How to Calculate a Single-Sample Confidence Interval
- Collect your sample data and calculate the sample mean (x̄)
- Determine the population standard deviation (σ) or use the sample standard deviation if n ≥ 30
- Calculate the standard error of the mean: SE = σ/√n
- Find the z-critical value corresponding to your desired confidence level (e.g., 1.96 for 95% confidence)
- Calculate the margin of error: ME = z × SE
- Determine the confidence interval: x̄ ± ME
Use our calculator to perform these calculations quickly and accurately.
Worked Example
Suppose you want to estimate the average height of adult males in a city. You collect a random sample of 50 men with an average height of 175 cm and a known population standard deviation of 10 cm. Calculate a 95% confidence interval for the true average height.
- Sample mean (x̄) = 175 cm
- Population standard deviation (σ) = 10 cm
- Sample size (n) = 50
- Standard error (SE) = 10/√50 ≈ 1.414 cm
- Z-critical value (95% confidence) = 1.96
- Margin of error (ME) = 1.96 × 1.414 ≈ 2.77 cm
- Confidence interval = 175 ± 2.77 → (172.23 cm, 177.77 cm)
This means we're 95% confident the true average height of adult males in the city falls between 172.23 cm and 177.77 cm.
Interpreting Results
When interpreting a confidence interval:
- If the interval includes the hypothesized population mean, you can't reject the null hypothesis
- If the interval doesn't include zero, the result is statistically significant
- Wider intervals indicate more uncertainty in your estimate
| Confidence Level | Z-Critical Value | Interpretation |
|---|---|---|
| 90% | 1.645 | We're 90% confident the true value falls within this range |
| 95% | 1.96 | We're 95% confident the true value falls within this range |
| 99% | 2.576 | We're 99% confident the true value falls within this range |
FAQ
What does a 95% confidence interval mean?
A 95% confidence interval means that if you took 100 different samples and calculated a confidence interval for each, approximately 95 of those intervals would contain the true population mean.

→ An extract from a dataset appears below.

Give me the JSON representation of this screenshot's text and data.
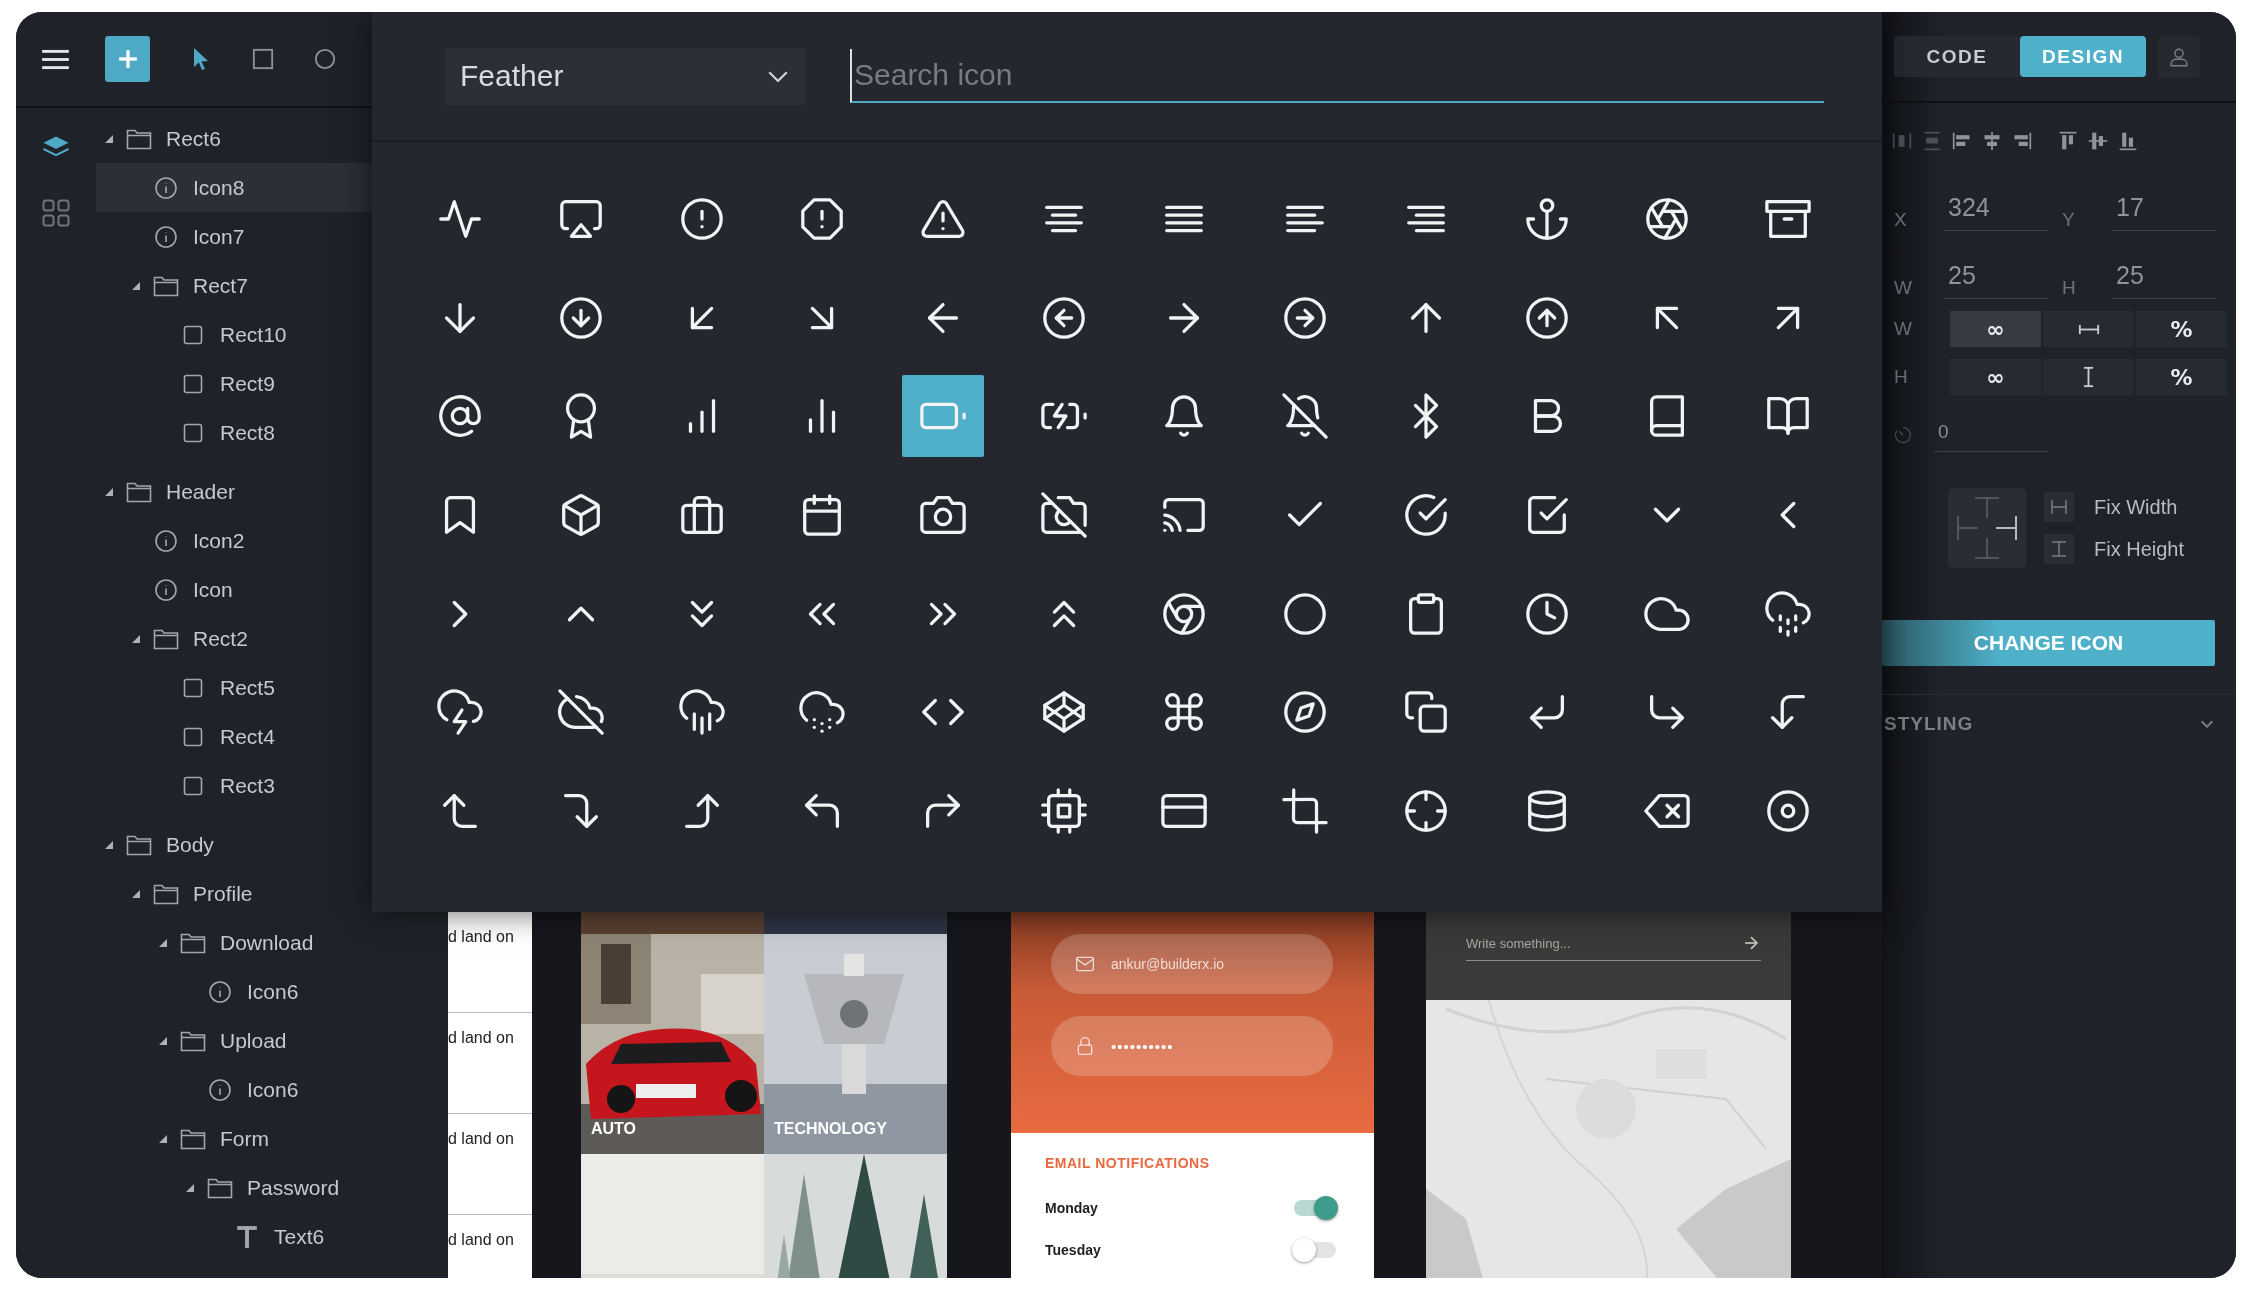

Can I use this calculator for small samples?
No, this calculator uses the z-statistic which is appropriate for large samples (n ≥ 30). For small samples, use a t-distribution calculator instead.
What if my population standard deviation is unknown?
If you don't know the population standard deviation, you should use the sample standard deviation and the t-distribution, especially for small samples.